Practical and Theoretical Implications
Practically, MemSearch-o1 enables multi-hop, agentic LLM systems to efficiently operate over extremely long external corpora while safeguarding essential evidence paths and maximizing the utilization of LLM latent reasoning. This is achieved without increasing generation cost or inference time compared to existing baselines. Cost-scale analysis reveals lower total token usage and time complexity O(ND) (vs. O(N2D) for accumulation-based methods) across deep multi-round search.

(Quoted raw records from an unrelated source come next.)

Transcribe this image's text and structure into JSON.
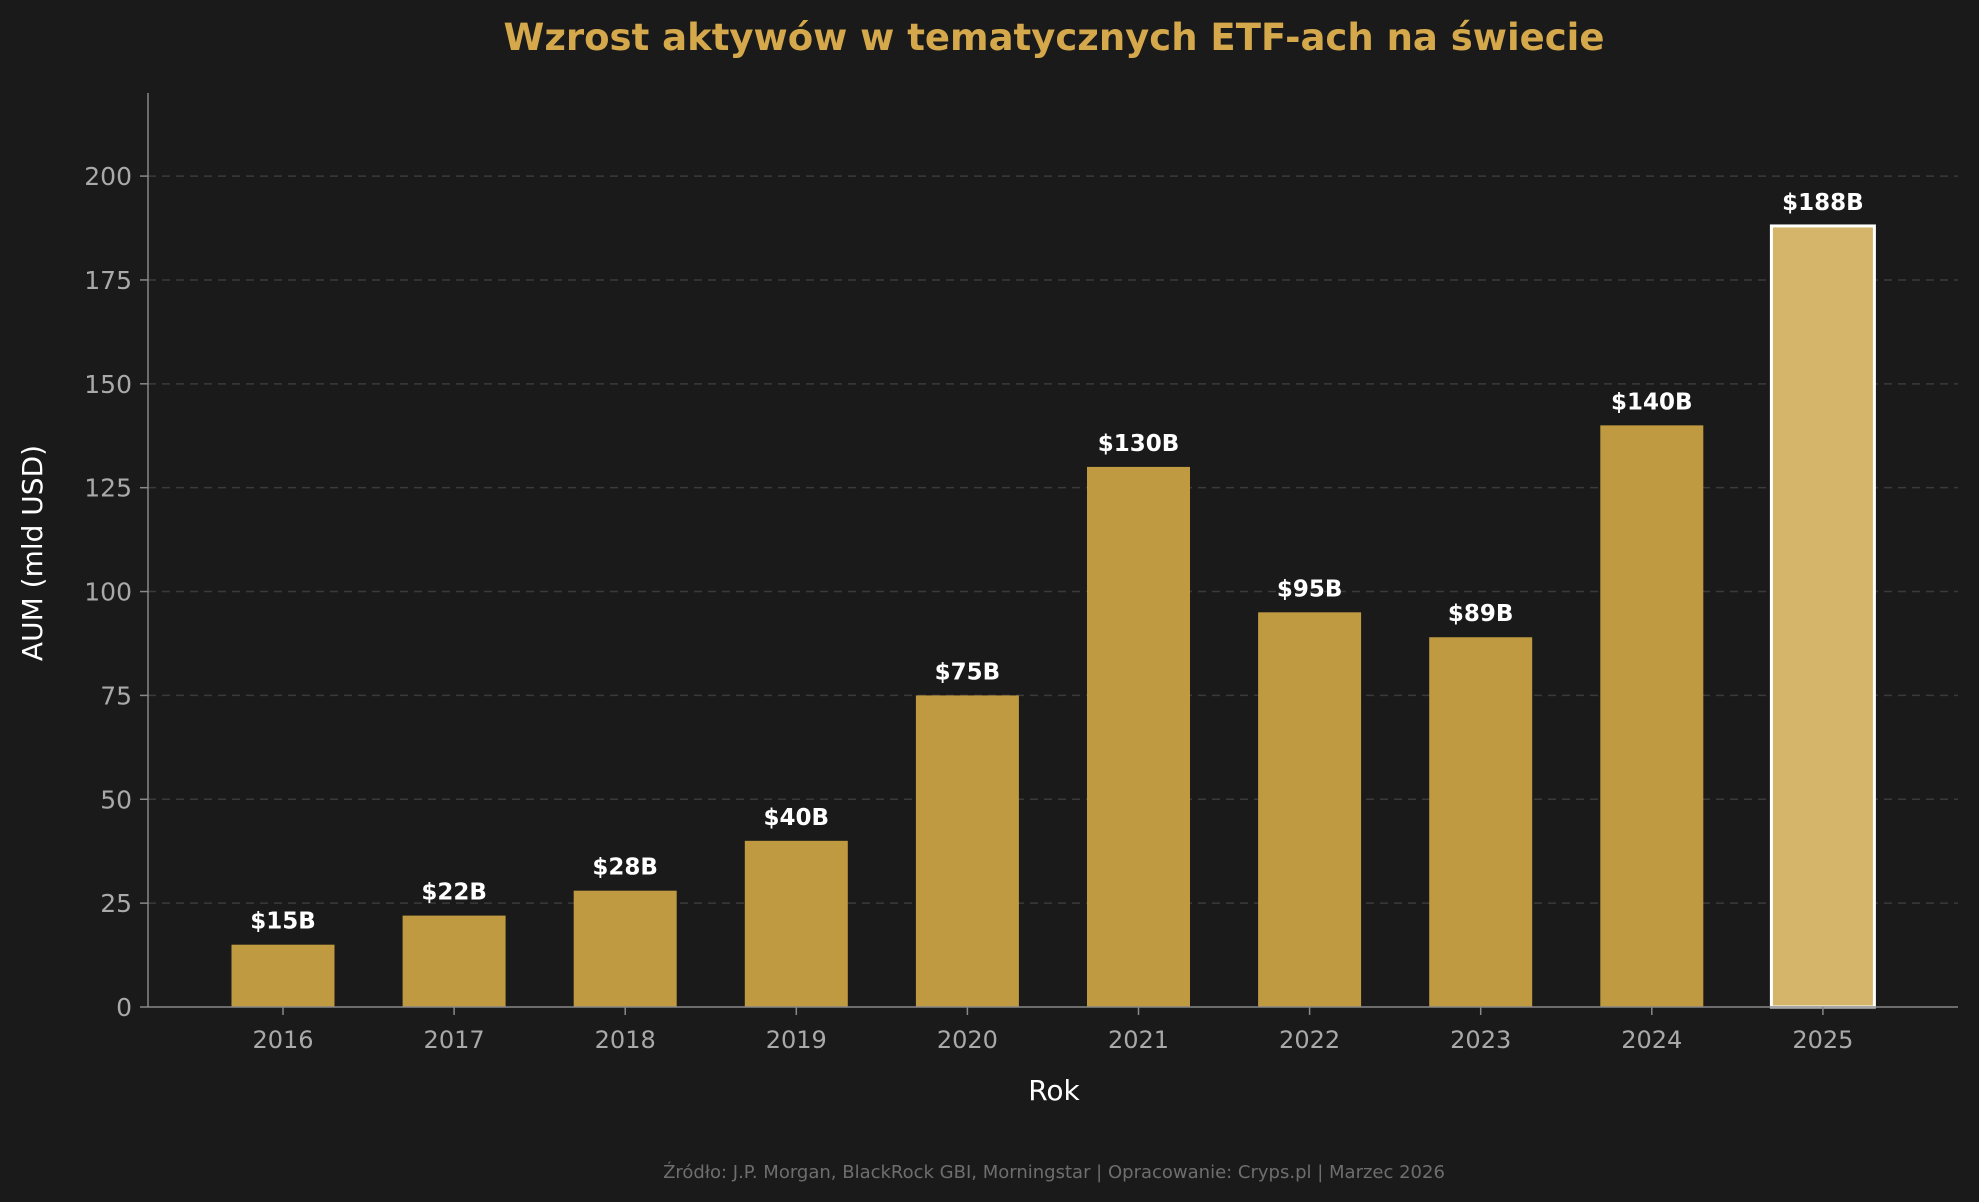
{
  "chart_data": {
    "type": "bar",
    "title": "Wzrost aktywów w tematycznych ETF-ach na świecie",
    "xlabel": "Rok",
    "ylabel": "AUM (mld USD)",
    "categories": [
      "2016",
      "2017",
      "2018",
      "2019",
      "2020",
      "2021",
      "2022",
      "2023",
      "2024",
      "2025"
    ],
    "values": [
      15,
      22,
      28,
      40,
      75,
      130,
      95,
      89,
      140,
      188
    ],
    "data_labels": [
      "$15B",
      "$22B",
      "$28B",
      "$40B",
      "$75B",
      "$130B",
      "$95B",
      "$89B",
      "$140B",
      "$188B"
    ],
    "ylim": [
      0,
      220
    ],
    "yticks": [
      0,
      25,
      50,
      75,
      100,
      125,
      150,
      175,
      200
    ],
    "grid": true,
    "highlight_index": 9,
    "colors": {
      "bar": "#c09a40",
      "highlight_bar": "#d4b56a",
      "highlight_outline": "#ffffff",
      "grid": "#3a3a3a",
      "axis": "#888888"
    }
  },
  "footer": {
    "source": "Źródło: J.P. Morgan, BlackRock GBI, Morningstar | Opracowanie: Cryps.pl | Marzec 2026"
  }
}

Theoretically, this work contends that explicit reasoning-aligned memory growth and retracing at the token fragment level is both necessary and sufficient for robust long-context reasoning—contradicting the claim that generic memory summarization or pruning can suffice for stable multi-step agentic LLM search.
Future Directions
Improvements to the memory seed extraction pipeline (e.g., richer linguistic features or dynamic self-supervised selection), as well as adaptation to smaller LLMs or non-English/Multi-modal evidence domains, remain open research directions. The framework is immediately extensible to broader domains (e.g., scientific QA, narrative analysis) as demonstrated, but more sophisticated bridge/contribution scoring could further enhance long-range path coherence.
Conclusion
MemSearch-o1 establishes a robust framework for reasoning-aligned memory growth and retracing in agentic LLM search. By segmenting queries into linguistically motivated seed tokens and constructing memory paths via fragment growth and retrace, the approach substantially alleviates memory dilution, guarantees evidence completeness, and enhances multi-hop reasoning quality over long contexts. The method delivers state-of-the-art QA performance across diverse benchmarks and model scales, redefining memory management as a central axis for next-generation agentic AI systems.